Cleavage of cspA mRNA by NTH-RNase E. A. A schematic diagram of the cspA gene. The vertical arrow indicates the major RNase E cleavage site in the 3′ untranslated region of the mRNA (position +234 as determined by primer extension). The bent arrow and vertical line indicate the position of the site of transcriptional initiation and termination respectively. Adapted from Hankins et al. (2007). B. The results of incubating 5′-triphosphorylated RNAI and 9S RNA with NTH-RNase E at substrate and enzyme concentrations of 180 and 5 nM respectively. The position of substrate, which was generated by in vitro transcription, is labelled S on the right of each panel. Where generated to a detectable level the major product is labelled P. Lane 1 corresponds to substrate incubated without enzyme for 60 min, while lanes 2–6 correspond to substrate incubated with NTH-RNase E for 0, 5, 15, 30 and 60 min respectively. C. As (B), except that the substrate is cspA mRNA with a triphosphate or monophosphate at the 5′ end. D. As (B), except that the substrate is 5′-triphosphorylated cspA incubated with the T170V mutant, which is defective in 5′ end sensing (Jourdan and McDowall, 2008). The samples were separated on denaturing 7% (w/v) polyacrylamide, sequencing-type gels and visualized by staining with ethidium bromide.

Fig. 7

Cleavage of epd-pgk by NTH-RNase E. A and B. The results of incubating NTH-RNase E with 5′-triphosphorylated and 5′-monophosphorylated epd-pgk RNA respectively. C. The results of incubating 5′-triphosphorylated epd-pgk RNA with the T170V mutant of NTH-RNase E. The reaction conditions and labelling are as Fig. 6. The above samples were separated on denaturing 6% (w/v) polyacrylamide gels and visualized by staining with ethidium bromide. D. The position of the major site in 5′-triphosphorylated epd-pgk RNA cleaved by the T170V mutant. The stop and start codons of epd and pgk, respectively, are underlined and the intergenic region is in lower case. The positions are numbered according to the transcription initiation point of the P₀ promoter upstream of epd.

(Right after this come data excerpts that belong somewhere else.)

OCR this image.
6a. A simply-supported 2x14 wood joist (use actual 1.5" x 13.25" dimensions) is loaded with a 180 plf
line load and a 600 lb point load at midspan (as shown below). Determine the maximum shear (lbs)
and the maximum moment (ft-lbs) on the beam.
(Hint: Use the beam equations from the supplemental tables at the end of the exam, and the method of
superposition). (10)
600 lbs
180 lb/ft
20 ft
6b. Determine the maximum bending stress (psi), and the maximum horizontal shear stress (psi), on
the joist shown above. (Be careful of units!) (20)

This site was mapped by cloning and sequencing the 3′ fragment by RNA ligase-mediated reverse transcription PCR (Kime et al., 2008) and the 5′ fragment using standard reverse transcription and PCR (see Experimental procedures for details).

Fig. 8

Mapping of single-stranded regions in cspA mRNA recognized by NTH-RNase E. Single-stranded regions of cspA mRNA were mapped using NMIA modification data as constraints. A. A representative structure prediction for the region between nucleotides +159 and +268 that contains the major site of RNase E cleavage. The degree of NMIA modification of individual nucleotides is represented on a colour scale where red, orange, blue and grey represents high (50–100%), medium (25–49%), low (12–24%) and insignificant (0–11%) reactivity respectively. Nucleotides with reactivities between 25% and 100% were constrained to be single-stranded. The nucleotides for which no data were collected are represented by black letters. B, C and D. The normalized reactivity of each nucleotide position in three regions of cspA mRNA. Sites of cleavage that were detected after incubation with the D346N mutant of NTH-RNase E are indicated by closed triangles.